"Trouble shared is trouble halved."- Lord Peter Wimsey (Five Red Herrings, 1931)
The Golden Age of Detection Wiki has a summery biography for Morna Doris MacTaggart, whose penname, “Elizabeth X. Ferrars,” was plastered on the covers of more than sixty mystery novels – appearing for the first time in print at the dawn of WWII and the last one rolled off the presses in 1997!
That's a prolific writing career covering a significant chunk of the previous century, during which she garnered praise for her novels and was compared with Agatha Christie and Dorothy L. Sayers, but the absence of a solid lead character in her detective stories may have contributed to her descend into literary obscurity. I know she had two, albeit minor, series characters in Toby Dyke and Jonas P. Jonas, but from what I gathered, the majority of her work consists of stand-alone novels and the rule of thumb with Golden Age mysteries is that the lack of an iconic detective figure rarely bodes well for a writers longevity. Who remembers now Pat McGerr, a true post-WWII era innovator, or the man who penned the delightful The Neat Little Corpse (1951), Max Murray, but a handful of fervent "Connoisseurs in Murder."
Murder Among Friends (1946) is one of those stand-alone mysteries that was selected by the late H.R.F. Keating as one of his "one hundred best crime and mystery books" and Ferrar's regular publisher apparently rejected the manuscript, because the content was too steamy for a proper detective story, however, you shouldn't rush off to order a copy on account of its explicit content – which is adorably tame by today's standard that probably would even consider P.D. James as one of the "cozies."
|(added per request by E.F.'s original publisher)|
Ferrar's coated the plot of Murder Among Friends in the style of the classic, British drawing room mysteries, in which the roar of the war is reduced to a murmur from the outside world penetrating the blacked out windows of the home of Cecily Lightfood – who's throwing a party for a closed circle of artistic friends. The main objective of the party is to lift the spirit of a lauded playwright, Aubrey Ritter, after his wife, Rosamund, killed herself the month before. However, the guest of honor no-shows, and before long, they find out why: someone busted open his head in his upstairs apartment with a fire iron. The American soldier who discovered the dying Ritter heard him mutter the name Janet. One of the titular friends is a Janet Markland, who even makes an admission, which is immediately detracted, but the damage has been done and she's convicted for the murder of Aubrey Ritter – and sentenced to be hanged by the neck.

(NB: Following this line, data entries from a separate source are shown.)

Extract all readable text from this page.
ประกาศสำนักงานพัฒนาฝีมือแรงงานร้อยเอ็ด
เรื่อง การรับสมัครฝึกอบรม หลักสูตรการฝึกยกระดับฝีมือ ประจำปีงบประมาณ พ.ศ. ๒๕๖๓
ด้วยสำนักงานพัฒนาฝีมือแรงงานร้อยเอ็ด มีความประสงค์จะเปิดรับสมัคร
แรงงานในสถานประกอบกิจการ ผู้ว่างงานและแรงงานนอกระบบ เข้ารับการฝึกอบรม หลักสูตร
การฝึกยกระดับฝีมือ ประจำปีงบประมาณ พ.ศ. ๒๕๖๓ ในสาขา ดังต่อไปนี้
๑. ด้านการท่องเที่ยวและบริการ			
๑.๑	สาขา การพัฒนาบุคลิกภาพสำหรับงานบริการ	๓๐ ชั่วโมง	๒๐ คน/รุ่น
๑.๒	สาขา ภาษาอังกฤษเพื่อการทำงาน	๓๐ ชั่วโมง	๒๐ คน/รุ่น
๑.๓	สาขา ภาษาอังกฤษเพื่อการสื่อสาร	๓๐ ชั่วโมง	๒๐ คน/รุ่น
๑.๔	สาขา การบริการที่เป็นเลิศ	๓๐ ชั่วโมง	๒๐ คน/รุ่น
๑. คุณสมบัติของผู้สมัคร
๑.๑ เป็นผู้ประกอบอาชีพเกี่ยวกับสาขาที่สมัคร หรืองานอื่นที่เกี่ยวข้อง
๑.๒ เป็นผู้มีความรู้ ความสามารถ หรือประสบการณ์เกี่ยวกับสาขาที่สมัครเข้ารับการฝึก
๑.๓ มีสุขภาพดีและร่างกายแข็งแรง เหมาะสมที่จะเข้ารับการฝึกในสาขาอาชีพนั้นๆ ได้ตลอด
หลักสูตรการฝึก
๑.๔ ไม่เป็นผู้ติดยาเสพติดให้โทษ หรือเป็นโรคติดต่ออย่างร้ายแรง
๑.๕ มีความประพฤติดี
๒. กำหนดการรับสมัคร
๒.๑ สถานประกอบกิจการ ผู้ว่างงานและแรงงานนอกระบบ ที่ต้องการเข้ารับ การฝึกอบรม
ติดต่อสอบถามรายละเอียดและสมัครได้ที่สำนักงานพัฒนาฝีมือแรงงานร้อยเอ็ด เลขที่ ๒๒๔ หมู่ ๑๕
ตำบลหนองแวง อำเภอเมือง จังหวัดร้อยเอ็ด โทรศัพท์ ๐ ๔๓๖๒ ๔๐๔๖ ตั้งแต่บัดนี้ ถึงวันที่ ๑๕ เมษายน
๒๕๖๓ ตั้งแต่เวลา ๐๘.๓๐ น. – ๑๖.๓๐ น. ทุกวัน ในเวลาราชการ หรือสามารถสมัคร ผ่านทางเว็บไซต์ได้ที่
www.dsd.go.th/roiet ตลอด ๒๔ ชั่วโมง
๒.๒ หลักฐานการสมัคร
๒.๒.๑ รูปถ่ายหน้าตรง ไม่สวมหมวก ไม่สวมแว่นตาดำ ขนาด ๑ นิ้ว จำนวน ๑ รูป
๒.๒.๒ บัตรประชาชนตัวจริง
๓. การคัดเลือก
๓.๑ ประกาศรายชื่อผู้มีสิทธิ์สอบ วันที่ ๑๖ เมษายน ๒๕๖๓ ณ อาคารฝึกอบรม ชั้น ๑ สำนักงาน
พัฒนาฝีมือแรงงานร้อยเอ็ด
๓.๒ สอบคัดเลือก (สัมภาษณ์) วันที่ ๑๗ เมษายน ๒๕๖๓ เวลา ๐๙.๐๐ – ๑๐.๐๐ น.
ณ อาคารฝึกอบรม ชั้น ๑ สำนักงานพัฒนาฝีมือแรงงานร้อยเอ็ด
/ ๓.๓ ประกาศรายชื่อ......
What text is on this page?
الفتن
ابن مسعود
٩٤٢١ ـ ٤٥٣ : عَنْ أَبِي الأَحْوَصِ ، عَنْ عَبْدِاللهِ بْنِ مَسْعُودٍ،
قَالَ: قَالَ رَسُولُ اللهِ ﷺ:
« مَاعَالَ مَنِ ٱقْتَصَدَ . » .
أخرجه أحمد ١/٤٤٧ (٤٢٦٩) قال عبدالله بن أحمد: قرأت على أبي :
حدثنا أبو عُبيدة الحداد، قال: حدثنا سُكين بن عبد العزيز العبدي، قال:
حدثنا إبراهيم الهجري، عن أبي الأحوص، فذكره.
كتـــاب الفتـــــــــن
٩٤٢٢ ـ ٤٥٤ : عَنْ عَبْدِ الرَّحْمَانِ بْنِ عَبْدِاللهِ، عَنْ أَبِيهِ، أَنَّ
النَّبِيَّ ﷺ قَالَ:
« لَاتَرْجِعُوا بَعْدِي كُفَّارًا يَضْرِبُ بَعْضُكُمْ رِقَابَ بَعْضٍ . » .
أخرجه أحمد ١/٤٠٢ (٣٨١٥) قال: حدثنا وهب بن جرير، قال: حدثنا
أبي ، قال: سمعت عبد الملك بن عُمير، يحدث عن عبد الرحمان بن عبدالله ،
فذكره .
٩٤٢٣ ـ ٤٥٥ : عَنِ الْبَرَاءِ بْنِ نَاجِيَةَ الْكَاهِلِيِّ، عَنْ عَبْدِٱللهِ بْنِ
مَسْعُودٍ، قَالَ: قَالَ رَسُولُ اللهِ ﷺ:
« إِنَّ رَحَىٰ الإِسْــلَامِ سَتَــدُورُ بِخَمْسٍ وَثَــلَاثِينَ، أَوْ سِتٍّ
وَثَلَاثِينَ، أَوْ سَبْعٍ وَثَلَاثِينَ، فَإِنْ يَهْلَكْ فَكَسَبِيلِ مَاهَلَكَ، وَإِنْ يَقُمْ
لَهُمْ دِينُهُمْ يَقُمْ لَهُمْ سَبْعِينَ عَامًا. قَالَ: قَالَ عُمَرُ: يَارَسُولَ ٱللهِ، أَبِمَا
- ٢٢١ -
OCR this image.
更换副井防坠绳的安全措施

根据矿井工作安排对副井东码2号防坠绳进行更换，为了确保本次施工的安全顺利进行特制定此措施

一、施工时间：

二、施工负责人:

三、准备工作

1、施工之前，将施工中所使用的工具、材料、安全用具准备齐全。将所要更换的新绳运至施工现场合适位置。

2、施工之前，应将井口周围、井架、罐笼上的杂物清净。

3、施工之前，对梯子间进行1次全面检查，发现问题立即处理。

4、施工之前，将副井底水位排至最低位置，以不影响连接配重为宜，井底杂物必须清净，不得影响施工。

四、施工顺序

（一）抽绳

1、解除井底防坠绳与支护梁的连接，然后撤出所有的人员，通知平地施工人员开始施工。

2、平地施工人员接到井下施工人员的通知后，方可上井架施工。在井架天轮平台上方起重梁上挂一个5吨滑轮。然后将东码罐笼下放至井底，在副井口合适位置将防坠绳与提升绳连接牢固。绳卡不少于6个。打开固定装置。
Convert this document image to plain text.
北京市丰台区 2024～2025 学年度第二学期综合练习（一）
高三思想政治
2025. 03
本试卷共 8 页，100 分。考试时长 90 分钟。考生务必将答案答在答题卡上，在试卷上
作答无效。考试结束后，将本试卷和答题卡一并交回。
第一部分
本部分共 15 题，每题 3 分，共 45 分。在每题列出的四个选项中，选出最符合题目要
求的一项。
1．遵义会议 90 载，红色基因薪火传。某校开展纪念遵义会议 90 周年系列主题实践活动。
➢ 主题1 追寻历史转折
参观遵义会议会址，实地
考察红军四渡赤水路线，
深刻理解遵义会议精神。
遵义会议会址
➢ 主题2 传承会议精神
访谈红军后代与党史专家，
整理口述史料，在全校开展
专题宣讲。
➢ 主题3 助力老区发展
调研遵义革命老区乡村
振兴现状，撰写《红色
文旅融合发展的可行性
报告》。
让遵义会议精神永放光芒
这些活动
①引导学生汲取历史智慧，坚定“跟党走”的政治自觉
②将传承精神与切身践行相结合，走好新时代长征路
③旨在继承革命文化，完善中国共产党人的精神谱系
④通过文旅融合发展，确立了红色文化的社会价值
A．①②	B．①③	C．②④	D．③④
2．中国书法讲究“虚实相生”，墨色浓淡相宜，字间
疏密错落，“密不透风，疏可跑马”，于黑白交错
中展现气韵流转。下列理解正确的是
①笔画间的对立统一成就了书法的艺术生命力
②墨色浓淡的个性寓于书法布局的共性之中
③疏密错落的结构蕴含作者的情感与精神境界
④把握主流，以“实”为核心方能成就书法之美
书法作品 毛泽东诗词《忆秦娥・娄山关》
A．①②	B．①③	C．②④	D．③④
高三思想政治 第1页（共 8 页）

Everyone seems to accept the official reading of the murder and the sentencing, except for Alice Church, who feels not so sure if the evidence is complete or even if they're aware of the full truth. Alice begins to talk with the people who knew Janet personally and creates a picture of a woman of whom she's convinced could not have committed the murder. These four conversations and combined with the fact everyone accepts the murder as a closed and shut case, gives the plot a murder-in-retrospect structure and may have been influenced by Agatha Christie's Five Little Pigs (1943) and (maybe) Sparkling Cyanide (1945). The downside is that story has the pace and urgency of a dying mountain stream. The ending is mixed bag of treats and there were some clever edges to the solution, but found the explanation for fingerprints on the murder weapon to be very convenient for the purpose of the plot.